16Dans les années 1771-1780, étudiées par Gaëlle Cescatti, le tribunal est actionné par les demandeurs qui portent plainte. Un sergent du bailli délivre alors au domicile des accusés une assignation à comparaître. Les plaidoiries sont uniquement orales et effectuées en personne, chacun pouvant produire des témoins. Le tribunal prononce ensuite sa sentence. Cette modeste juridiction est très active : pour ces 10 années, 1089 affaires ont été traitées, donc une centaine en moyenne par an. Les conclusions du tribunal se répartissent ainsi : 29 % des audiences aboutissent à un jugement immédiat, 15 % sont en attente mais déboucheront sur un jugement ultérieur, et 56 % des affaires ne sont finalement pas jugées, par défaut de comparution ou mise en attente sans suite. Même si des lacunes dans la rédaction ne peuvent être exclues, la forte proportion des affaires abandonnées est caractéristique d’un comportement judiciaire bien connu par ailleurs. Le simple fait d’avoir assigné son adversaire au tribunal lui signifie clairement la volonté d’aller jusqu’au bout, de ne pas abandonner sa partie dans le différend. Cet affichage d’une volonté sérieuse suffit alors à décider l’adversaire à régler le problème, hors du tribunal, à l’amiable et peut-être par l’entremise d’un conciliateur officieux (voisin, curé…), d’où l’abandon de la procédure. Cela permet également d’économiser les dépens, même s’ils étaient sans doute peu élevés dans ce tribunal aux procédures sommaires.
17Contrairement aux Lilloises qui saisissent les apaiseurs, les acteurs des plaids douaisiens sont majoritairement des hommes : 628 « demandeurs » pour 151 « demanderesses » seulement. De plus ces hommes portent plainte également majoritairement contre des hommes.

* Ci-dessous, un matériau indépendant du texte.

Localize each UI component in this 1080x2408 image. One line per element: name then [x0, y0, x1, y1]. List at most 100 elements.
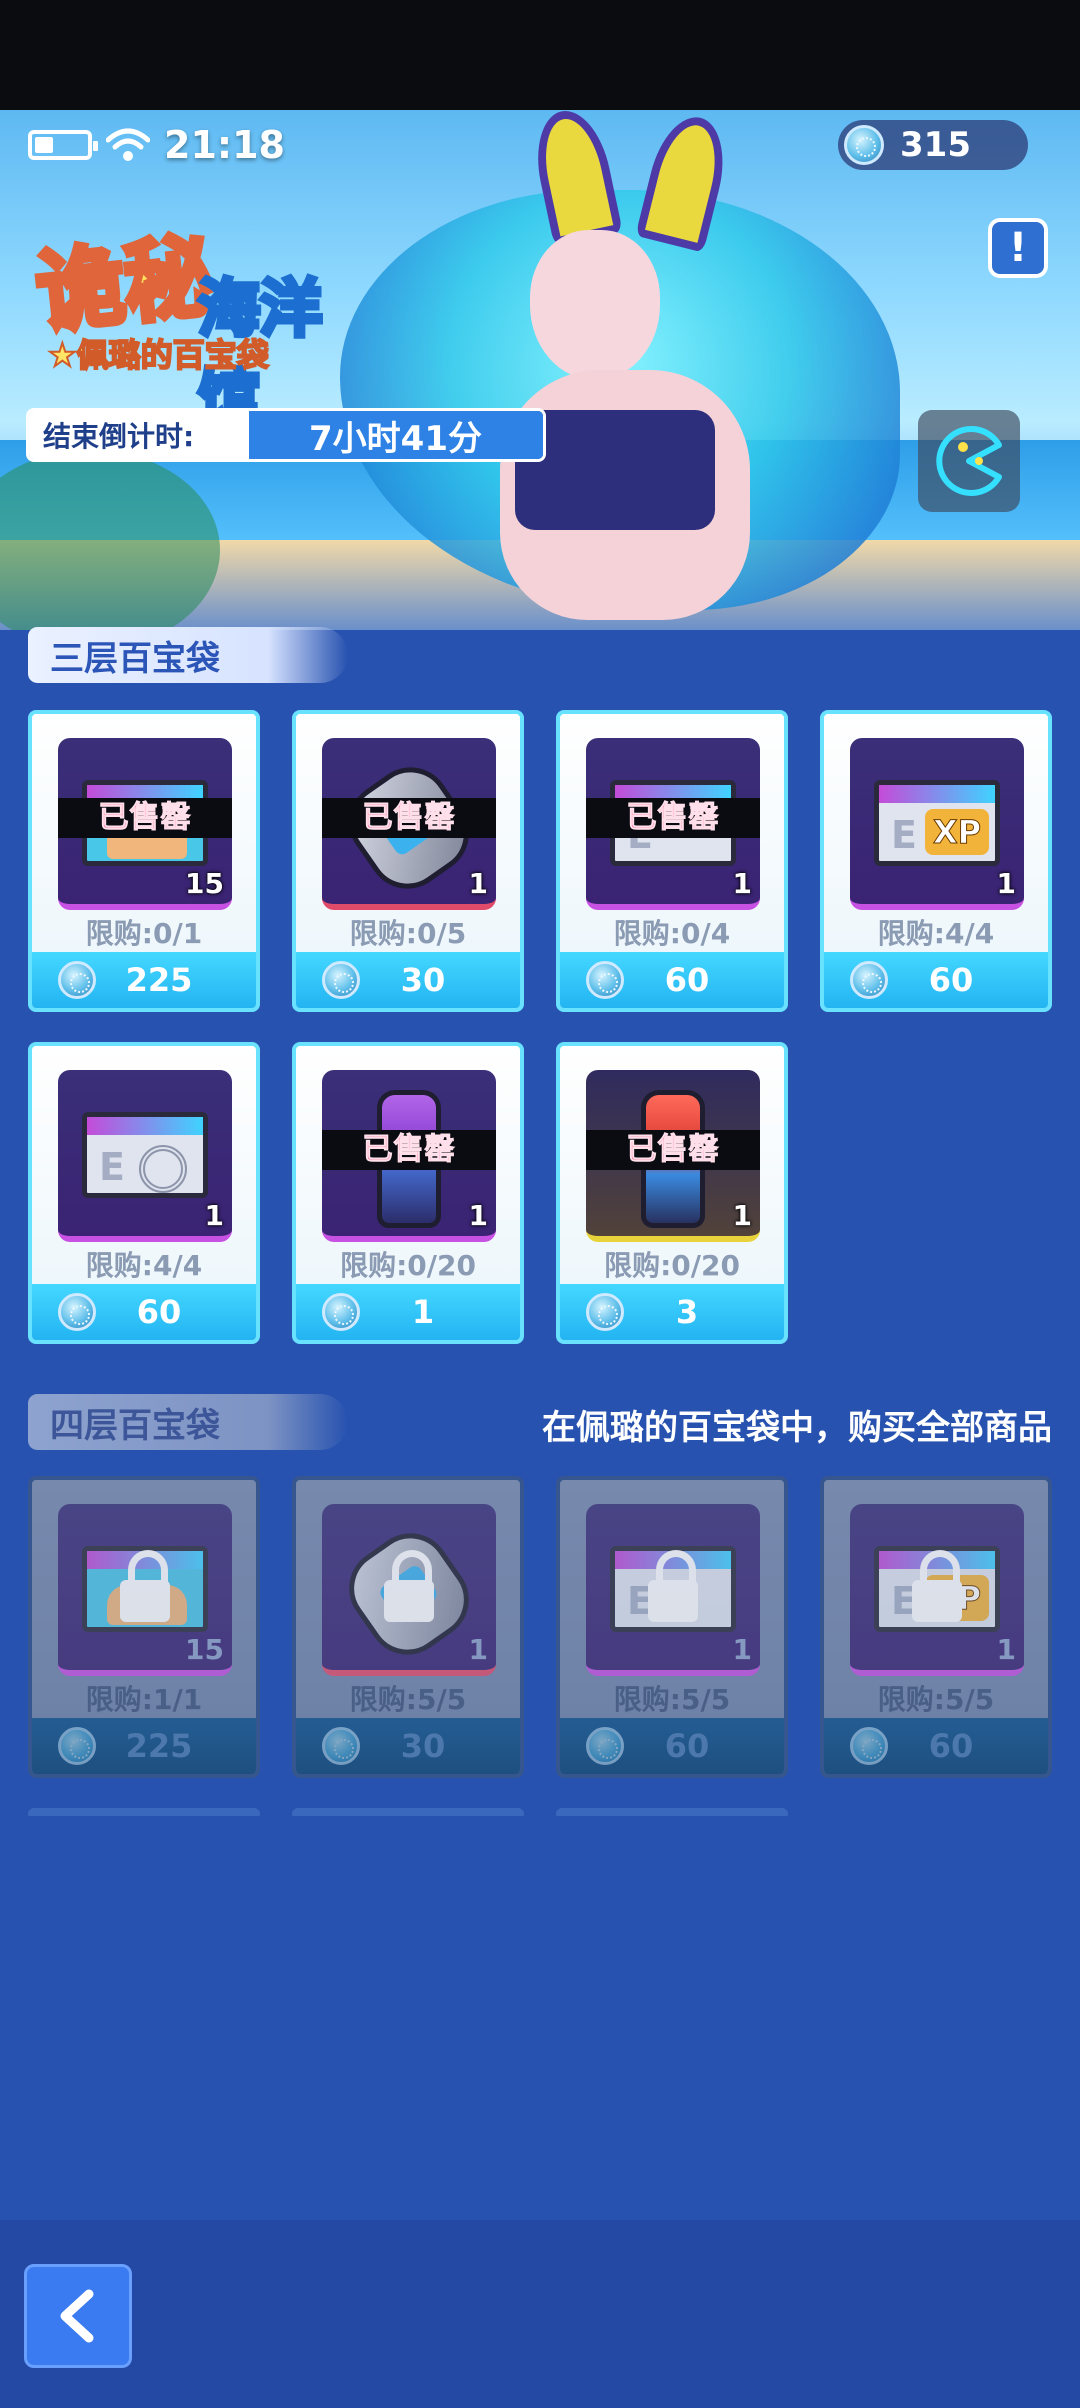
item-quantity: 1: [996, 1633, 1016, 1666]
sold-out-label: 已售罄: [586, 798, 760, 838]
bottom-bar: [0, 2220, 1080, 2408]
blue-coin-icon: [58, 1727, 96, 1765]
purchase-limit: 限购:0/1: [85, 917, 203, 950]
shop-item-purple-capsule[interactable]: 已售罄 1 限购:0/20 1: [292, 1042, 524, 1344]
price-button[interactable]: 60: [824, 952, 1048, 1008]
character-illustration: [300, 110, 920, 630]
purchase-limit: 限购:5/5: [613, 1683, 731, 1716]
item-quantity: 1: [468, 1199, 488, 1232]
item-image: E XP 1: [850, 1504, 1024, 1676]
price-button[interactable]: 3: [560, 1284, 784, 1340]
section-tab-tier3: 三层百宝袋: [28, 627, 348, 683]
purchase-limit: 限购:5/5: [877, 1683, 995, 1716]
item-quantity: 1: [996, 867, 1016, 900]
shop-item-xp-ticket[interactable]: E XP 1 限购:4/4 60: [820, 710, 1052, 1012]
item-image: 15: [58, 1504, 232, 1676]
item-quantity: 15: [185, 1633, 224, 1666]
shop-item-avatar-ticket-locked[interactable]: 15 限购:1/1 225: [28, 1476, 260, 1778]
battery-icon: [28, 130, 98, 160]
shop-item-avatar-ticket[interactable]: 已售罄 15 限购:0/1 225: [28, 710, 260, 1012]
item-image: 已售罄 1: [586, 1070, 760, 1242]
price-button[interactable]: 1: [296, 1284, 520, 1340]
purchase-limit: 限购:4/4: [877, 917, 995, 950]
shop-item-exp-ticket[interactable]: E 已售罄 1 限购:0/4 60: [556, 710, 788, 1012]
next-row-card-edge: [292, 1808, 524, 1816]
logo-subtitle: ★佩璐的百宝袋: [47, 335, 270, 375]
price-button[interactable]: 60: [824, 1718, 1048, 1774]
item-image: E XP 1: [850, 738, 1024, 910]
next-row-card-edge: [28, 1808, 260, 1816]
chat-button[interactable]: [918, 410, 1020, 512]
sold-out-label: 已售罄: [322, 1130, 496, 1170]
logo-title-line1: 诡秘: [29, 220, 221, 348]
item-image: E 1: [58, 1070, 232, 1242]
blue-coin-icon: [58, 1293, 96, 1331]
clock: 21:18: [164, 123, 285, 167]
back-button[interactable]: [24, 2264, 132, 2368]
purchase-limit: 限购:1/1: [85, 1683, 203, 1716]
price-button[interactable]: 60: [32, 1284, 256, 1340]
chevron-left-icon: [60, 2289, 94, 2343]
xp-ticket-icon: E XP: [874, 780, 1000, 866]
price-button[interactable]: 60: [560, 952, 784, 1008]
lock-icon: [648, 1550, 698, 1626]
sold-out-label: 已售罄: [322, 798, 496, 838]
blue-coin-icon: [850, 1727, 888, 1765]
item-quantity: 1: [732, 1633, 752, 1666]
item-grid-tier4: 15 限购:1/1 225 1 限购:5/5 30 E 1 限购:5/5 60: [28, 1476, 1054, 1778]
price-button[interactable]: 225: [32, 952, 256, 1008]
item-quantity: 1: [468, 1633, 488, 1666]
item-image: 已售罄 15: [58, 738, 232, 910]
wifi-icon: [106, 128, 150, 161]
price-button[interactable]: 30: [296, 1718, 520, 1774]
purchase-limit: 限购:0/20: [340, 1249, 476, 1282]
currency-display[interactable]: 315: [838, 120, 1028, 170]
price-button[interactable]: 60: [560, 1718, 784, 1774]
item-image: 已售罄 1: [322, 738, 496, 910]
price-button[interactable]: 30: [296, 952, 520, 1008]
event-logo: 诡秘 海洋馆 ★佩璐的百宝袋: [29, 200, 380, 437]
blue-coin-icon: [322, 1293, 360, 1331]
currency-amount: 315: [900, 125, 971, 165]
item-quantity: 1: [732, 1199, 752, 1232]
status-bar: 21:18: [28, 122, 285, 168]
shop-item-bandage-locked[interactable]: 1 限购:5/5 30: [292, 1476, 524, 1778]
countdown-label: 结束倒计时:: [29, 411, 249, 459]
countdown-timer: 结束倒计时: 7小时41分: [26, 408, 546, 462]
character-face: [530, 230, 660, 380]
purchase-limit: 限购:4/4: [85, 1249, 203, 1282]
price-button[interactable]: 225: [32, 1718, 256, 1774]
purchase-limit: 限购:0/20: [604, 1249, 740, 1282]
item-image: 1: [322, 1504, 496, 1676]
lock-icon: [384, 1550, 434, 1626]
info-button[interactable]: !: [988, 218, 1048, 278]
item-quantity: 15: [185, 867, 224, 900]
disc-ticket-icon: E: [82, 1112, 208, 1198]
shop-item-red-capsule[interactable]: 已售罄 1 限购:0/20 3: [556, 1042, 788, 1344]
lock-icon: [120, 1550, 170, 1626]
item-image: E 已售罄 1: [586, 738, 760, 910]
shop-item-exp-ticket-locked[interactable]: E 1 限购:5/5 60: [556, 1476, 788, 1778]
item-quantity: 1: [468, 867, 488, 900]
shop-item-xp-ticket-locked[interactable]: E XP 1 限购:5/5 60: [820, 1476, 1052, 1778]
section-tab-tier4: 四层百宝袋: [28, 1394, 348, 1450]
next-row-card-edge: [556, 1808, 788, 1816]
blue-coin-icon: [586, 1727, 624, 1765]
shop-item-disc-ticket[interactable]: E 1 限购:4/4 60: [28, 1042, 260, 1344]
unlock-requirement: 在佩璐的百宝袋中，购买全部商品: [542, 1408, 1052, 1448]
purchase-limit: 限购:5/5: [349, 1683, 467, 1716]
exclamation-icon: !: [1008, 225, 1028, 271]
sold-out-label: 已售罄: [586, 1130, 760, 1170]
shop-item-bandage[interactable]: 已售罄 1 限购:0/5 30: [292, 710, 524, 1012]
blue-coin-icon: [850, 961, 888, 999]
purchase-limit: 限购:0/5: [349, 917, 467, 950]
lock-icon: [912, 1550, 962, 1626]
blue-coin-icon: [322, 961, 360, 999]
purchase-limit: 限购:0/4: [613, 917, 731, 950]
sold-out-label: 已售罄: [58, 798, 232, 838]
blue-coin-icon: [58, 961, 96, 999]
countdown-value: 7小时41分: [249, 411, 543, 459]
blue-coin-icon: [586, 1293, 624, 1331]
item-quantity: 1: [732, 867, 752, 900]
blue-coin-icon: [322, 1727, 360, 1765]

Le tribunal met en présence les catégories sociales moyennes de la ville, artisans, boutiquiers, métiers divers. Seules les deux extrémités opposées de l’échelle sociale sont absentes, les plus riches ne s’abaissent pas à ce niveau modeste de juridiction, et les marginaux insolvables n’y sont pas non plus représentés.
18Cela s’explique par la nature des conflits que traite ce tribunal. 53,5 % concernent en effet des sommes impayées que les plaids permettent de récupérer. On y trouve l’immense variété des occasions de dettes sous l’Ancien Régime : marchandises de toutes sortes, argent, produits consommés, loyers et même frais de justice. 16,5 % concernent également les conflits économiques, avec des salaires ou travaux impayés. Quelques vols minimes (4,2 %) complètent ces affaires d’argent. L’autre grande catégorie de plaintes se rapproche du contentieux des apaiseurs lillois, avec 25,6 % évoquant des injures et quelques coups sans gravité. Parmi ces injures, le greffier signale souvent l’atteinte à l’honneur et à la réputation. Le recours au tribunal douaisien constitue donc en premier lieu, le moyen de récupérer de l’argent auprès d’un débiteur ou client récalcitrant, et, en second lieu, d’obtenir réparation contre des propos injurieux.
19Sans surprise les échevins-juges des plaids donnent satisfaction aux justiciables : 56 % des sentences ordonnent le remboursement des sommes dues, parfois même « sur le champ ». Ils peuvent cependant accorder, avec l’accord du créditeur, un délai ou un paiement fractionné. La forte proportion de ces sentences explique paradoxalement, mais très logiquement, l’abandon des plaintes et les accommodements extrajudiciaires : le débiteur assuré d’être condamné à payer par le tribunal devance la sentence en remboursant son créancier avant même de comparaître. En ce qui concerne les injures, les juges ordonnent la réconciliation, exigeant des excuses publiques de l’offenseur, suivant la formule également utilisée par les apaiseurs lillois : « Reconnaître pour honnêtes gens. » Cette réconciliation est assortie parfois d’un avertissement aux deux parties : « Ordonnent de vivre en bons voisins. » La conciliation l’emporte de très loin sur la répression, puisque sur 436 sentences seules 11 prononcent une amende et une seule ordonne la prison. Même en cas de vol, la condamnation la plus fréquemment prononcée est le remboursement de la valeur des effets volés. Cette indulgence contraste particulièrement avec la lourdeur du système pénal en matière de vol, même minime, que l’on rencontre dans les archives criminelles du temps.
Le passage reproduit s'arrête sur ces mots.